[Johannes Ligarius]
LIGARIUS (Johannes), werd te Nesse in Oost-Friesland geboren, studeerde, op kosten der Emdensche kerk, te Wittenberg, waar hij inzonderheid Melanchton's leerling was. Hij werd vervolgens predikant te Uphuizen, daarna te Norden, waar hij, om zijne hevigheid van de bediening ontzet, maar niet lang daarna predikant te Wolthuizen werd. Op aandrang eeniger kooplieden, begaf hij zich in 1566 naar Antwerpen, en verkondigde aldaar het Evangelie. De hitte der vervolging dwong hem die stad te verlaten, waarna hij eenigen tijd veldprediker bij Willem I, vervolgens in zijne geboorteplaats beroepen, en later hofprediker van graaf Edzar van Oost-Friesland werd. In 1586 kwam hij in ons vaderland terug, en werd predikant te Woerden.
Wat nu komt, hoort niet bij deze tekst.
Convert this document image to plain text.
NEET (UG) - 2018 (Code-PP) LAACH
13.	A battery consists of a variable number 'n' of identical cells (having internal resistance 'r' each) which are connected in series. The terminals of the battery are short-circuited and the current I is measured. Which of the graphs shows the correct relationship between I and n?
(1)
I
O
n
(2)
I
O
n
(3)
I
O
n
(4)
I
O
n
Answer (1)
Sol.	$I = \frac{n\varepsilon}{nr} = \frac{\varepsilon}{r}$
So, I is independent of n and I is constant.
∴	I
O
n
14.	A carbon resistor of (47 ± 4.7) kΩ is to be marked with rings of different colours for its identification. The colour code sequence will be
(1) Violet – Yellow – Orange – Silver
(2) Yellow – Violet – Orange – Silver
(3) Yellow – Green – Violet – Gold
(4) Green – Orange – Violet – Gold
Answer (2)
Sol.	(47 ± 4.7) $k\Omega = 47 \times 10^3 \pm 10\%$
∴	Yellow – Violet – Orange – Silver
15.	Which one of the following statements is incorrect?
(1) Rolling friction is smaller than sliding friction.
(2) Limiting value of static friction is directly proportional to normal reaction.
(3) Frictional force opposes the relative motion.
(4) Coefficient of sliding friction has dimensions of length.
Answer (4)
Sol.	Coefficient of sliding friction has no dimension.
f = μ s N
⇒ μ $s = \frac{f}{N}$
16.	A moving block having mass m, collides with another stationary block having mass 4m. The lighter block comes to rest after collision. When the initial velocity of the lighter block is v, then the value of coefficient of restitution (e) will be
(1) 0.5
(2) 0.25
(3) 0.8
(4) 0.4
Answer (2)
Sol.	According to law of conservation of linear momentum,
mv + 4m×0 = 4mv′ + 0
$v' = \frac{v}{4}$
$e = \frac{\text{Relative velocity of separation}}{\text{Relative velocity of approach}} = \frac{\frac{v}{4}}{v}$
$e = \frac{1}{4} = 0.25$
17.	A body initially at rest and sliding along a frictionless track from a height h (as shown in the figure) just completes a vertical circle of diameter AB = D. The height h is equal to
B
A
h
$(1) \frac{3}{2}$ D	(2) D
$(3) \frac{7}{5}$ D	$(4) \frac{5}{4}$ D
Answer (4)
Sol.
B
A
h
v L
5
Reeds in 1573, toen hij te Nesse, zijne geboorteplaats, het Woord predikte, had men hem te Woerden verlangd. De gemeente was destijds reeds zoo aangewassen, dat de Regering der stad, de beroeping van eenen derden predikant noodzakelijk achtte. Dit was toenmaals mislukt, thans had zij een beteren uitslag, en in het reeds genoemde jaar, werd hij tegelijk met Segerius Koningsbergen, tot haren leeraar bevestigd. Te Woerden bestond toen eene aanzienlijke Luthersche gemeente. 's Lands hooge Overheid wenschte, dat deze langzamerhand tot de gemeenschap der hervormde kerk zou worden overgebragt. Koningsbergen bevorderde dien wensch, doch Ligarius, de voormalige kweekeling van Wittenberg, was van eene tegenovergestelde rigting. Hierop ontstond er tweespalt tusschen de beide leeraars, en daar Ligarius van geen toetreding wilde weten, besloot men hem te verwijderen. Men verzamelde eene reeks van spreekwijzen en uitdrukkingen, die, zeide men, door hem waren gebezigd, en beschuldigde hem van tegen 's Lands Overheid gepredikt te hebben. Eerst hoorde men hem, (22 April 1591) op het Raadhuis te Woerden,
en later werd hij, op last der Staten, voor het Hof van Holland gedagvaard. Het hem aangekondigd arrest werd wel, ten gevolge zijner verklaring, om ten allen tijde bereid te zijn voor het hof te verschijnen, opgeheven, maar hem tevens verboden om, gedurende het regtsgeding, te Woerden of elders in Holland, Zeeland en Friesland, eenige godsdienst uit te oefenen. Den 20sten Oct. 1591 ontving hij van de Woerdensche regering een loffelijk getuigschrift. Ligarius hield eene afscheids-rede in de Groote Kerk, doch gedurende de godsdienst-oefening, werden de deuren door zijne tegenstanders opengebroken, en hij, onder het spelen der klokken, buiten de stad geleid.
Nog in hetzelfde jaar werd hij te Emden beroepen, waar zijne verkleefdheid aan de Luthersche leerbegrippen, hem wederom in lijden bragt. In 1595 dreven de Emdenaars hem en de Lutherschen uit hunne stad. Hij begaf zich naar Norden, waar hij den 21sten Januarij 1596 overleed.